On one level, Source Code is Quantum Leap (1989-1993) on steroids. A man, Colter Stevens (Jake Gyllenhaal), gets sent to an alternate reality, inhabits the body of someone there, and tries to correct an injustice. (There’s even a cameo by Scott Bakula near the end of the movie.)
The overriding theme of Source Code, though, is very similar to Duncan Jones’s superb 2009 film Moon. Like Moon, Source Code is a character study of one man who finds himself isolated and at the mercy of distant controllers telling him to do things that make no sense. Similarly, once Colter figures out the truth of his situation he tries to turn the tables on his handlers in order to survive.
The basic set-up is this: Air Force Captain Stevens is one moment fighting in Afghanistan, then the next moment is in the body of a man named Sean Fentress on a commuter train headed for Chicago. Neither Stevens nor the audience knows what’s going on at first. Slowly we learn that Stevens is part of a military operation codenamed Beleaguered Castle, and that he is being repeatedly sent back to the final eight minutes of the train’s existence to find the identity of the terrorist who planted the bomb that destroyed the train.
The highly implausible explanation for this mind transfer is that dead brains retain the last eight minutes of experience, and that these brainwaves can be coded into a computer program to simulate what happened. This “source code” enables Stevens to not only experience Fentress’s thoughts during these eight minutes, but to actually control Fentress’s body and do new actions that change the outcome of the simulation.
In essence, the film is showing that parallel realities are being created by Stevens every time he goes back to the train, despite the explanation given by the scientist (Jeffrey Wright) who is the mastermind of the operation. This brings up oh so many questions about what’s really going on, especially in light of what happens at the end of the movie. I think part of the charm of Source Code is that the viewer can’t be sure what the truth is. To me, that is the hallmark of good science fiction—letting the viewer/reader think for themselves and project their own interpretations on things. This is why Christopher Nolan’s Inception (2010), The Inverted World (1974) by Christopher Priest, and almost anything by Philip K. Dick are some examples of science fiction at its finest.

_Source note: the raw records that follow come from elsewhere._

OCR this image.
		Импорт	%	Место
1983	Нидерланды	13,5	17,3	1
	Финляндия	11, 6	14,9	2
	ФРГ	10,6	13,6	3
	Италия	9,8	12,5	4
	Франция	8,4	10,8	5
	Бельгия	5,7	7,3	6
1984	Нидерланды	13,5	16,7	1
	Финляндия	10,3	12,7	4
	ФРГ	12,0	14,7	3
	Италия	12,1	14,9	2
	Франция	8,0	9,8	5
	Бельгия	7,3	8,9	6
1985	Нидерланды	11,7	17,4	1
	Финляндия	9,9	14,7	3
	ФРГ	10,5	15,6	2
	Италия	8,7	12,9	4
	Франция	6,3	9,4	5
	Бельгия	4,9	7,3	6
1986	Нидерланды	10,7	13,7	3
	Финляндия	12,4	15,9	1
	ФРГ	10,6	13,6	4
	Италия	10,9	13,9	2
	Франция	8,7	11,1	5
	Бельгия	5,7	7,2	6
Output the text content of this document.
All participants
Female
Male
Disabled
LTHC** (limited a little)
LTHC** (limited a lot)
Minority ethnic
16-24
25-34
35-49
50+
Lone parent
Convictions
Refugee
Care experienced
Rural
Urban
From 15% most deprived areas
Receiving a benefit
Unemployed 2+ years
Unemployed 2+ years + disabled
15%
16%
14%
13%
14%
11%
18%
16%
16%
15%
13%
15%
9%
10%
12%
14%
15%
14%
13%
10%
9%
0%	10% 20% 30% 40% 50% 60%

Source Code is probably not a masterpiece that will be revered by the ages, but it’s thought-provoking, fun, and has a satisfying emotional conclusion. It’s a terrific story about a man ravaged by war who seeks redemption and acceptance. It’s a fast-paced thriller that doesn’t forget that characters you care about in interesting situations are what audiences want to see. Duncan Jones is two for two in creating thoughtful, literate science fiction films.